The studio side of Sea of Atlas is moving under my own name, Britt Fabello.
For so long I have been trying to find ways to connect as deeply as possible to the work I create. I finally realized that the best way to do this is to simplify and work under my own name. For the path I am on, this is what makes the most sense. Having a company name felt like I was putting a wall up and stopping a real connection from happening. This is all making it as least complicated as possible and removing the unnecessary clutter.
Sea of Atlas will remain alive as a blog.
The idea here is that through moving my work under my own name, I am giving Sea of Atlas room to breathe as a blog. It has grown and taken on a path of its own so I want to allow it the space to let it continue to expand.
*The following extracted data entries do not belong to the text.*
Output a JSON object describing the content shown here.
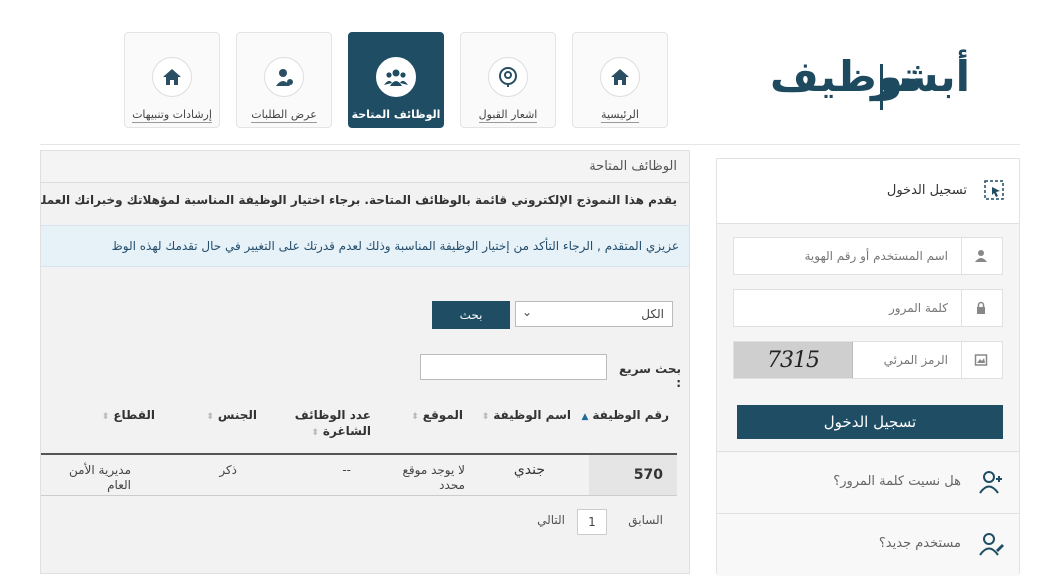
{
  "logo": {
    "left": "أبشر",
    "right": "توظيف"
  },
  "nav": {
    "items": [
      {
        "label": "الرئيسية",
        "icon": "home-icon"
      },
      {
        "label": "اشعار القبول",
        "icon": "notice-icon"
      },
      {
        "label": "الوظائف المتاحة",
        "icon": "group-icon",
        "active": true
      },
      {
        "label": "عرض الطلبات",
        "icon": "person-icon"
      },
      {
        "label": "إرشادات وتنبيهات",
        "icon": "home-icon"
      }
    ]
  },
  "jobs": {
    "title": "الوظائف المتاحة",
    "intro": "يقدم هذا النموذج الإلكتروني قائمة بالوظائف المتاحة. برجاء اختيار الوظيفة المناسبة لمؤهلاتك وخبراتك العملية وأبدأ",
    "notice": "عزيزي المتقدم , الرجاء التأكد من إختيار الوظيفة المناسبة وذلك لعدم قدرتك على التغيير في حال تقدمك لهذه الوظ",
    "filter_value": "الكل",
    "search_label": "بحث",
    "quick_search_label": "بحث سريع :",
    "columns": [
      "رقم الوظيفة",
      "اسم الوظيفة",
      "الموقع",
      "عدد الوظائف الشاغرة",
      "الجنس",
      "القطاع"
    ],
    "rows": [
      {
        "id": "570",
        "name": "جندي",
        "location": "لا يوجد موقع محدد",
        "vacancies": "--",
        "gender": "ذكر",
        "sector": "مديرية الأمن العام"
      }
    ],
    "pager": {
      "prev": "السابق",
      "page": "1",
      "next": "التالي"
    }
  },
  "login": {
    "title": "تسجيل الدخول",
    "username_placeholder": "اسم المستخدم أو رقم الهوية",
    "password_placeholder": "كلمة المرور",
    "captcha_placeholder": "الرمز المرئي",
    "captcha_value": "7315",
    "button": "تسجيل الدخول",
    "forgot": "هل نسيت كلمة المرور؟",
    "new_user": "مستخدم جديد؟"
  },
  "colors": {
    "primary": "#1f4d63",
    "panel": "#f2f2f2",
    "notice_bg": "#e7f1f8"
  }
}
My work and the blog will still be linked to each other since they have similar intentions, though. I will still continue to share my art and design work on here to keep the transparency and discussion flowing. Ultimately, Sea of Atlas will be a space for building community as well as sharing more about the larger picture of my life journey such as travels, wanderings, things I like, recipes, thoughts, and more. So, not much is changing—though expect a nice facelift to the site soon!
Website URL shifting is real and is happening (ha).
You will find all my studio work over at brittfabello.com now (it's live—check it out!) and seaofatlas.com has become the URL for the blog. This means blog.seaofatlas.com is no longer where the blog hangs out but redirects and site links will make it easy for you to adjust to these changes. If you come across any confusion, feel free to reach out!
Social Media changes to look out for.
All social media has already been adjusted for these changes. I hang out the most on Instagram so if you would like to follow along with the ins and outs of my life, join me over on @seaofatlas. For my art and design work as well as my creative journey follow along on @brittfabello. Easy as that! Here's a quick guide to the new social links:
Things might be a little scattered as the changes fall into the place so I ask you to please bear with me. I am so thankful for your patience this far in this wild journey and am hopeful that this will be the breath of fresh air that was needed to allow myself space to grow as a creative free spirit. Do not hesitate to reach out if you have any questions of the changes ahead! I will be sure to continue to share on here as things get adjusted so we can celebrate and enjoy it all together! Sending so much love to you all.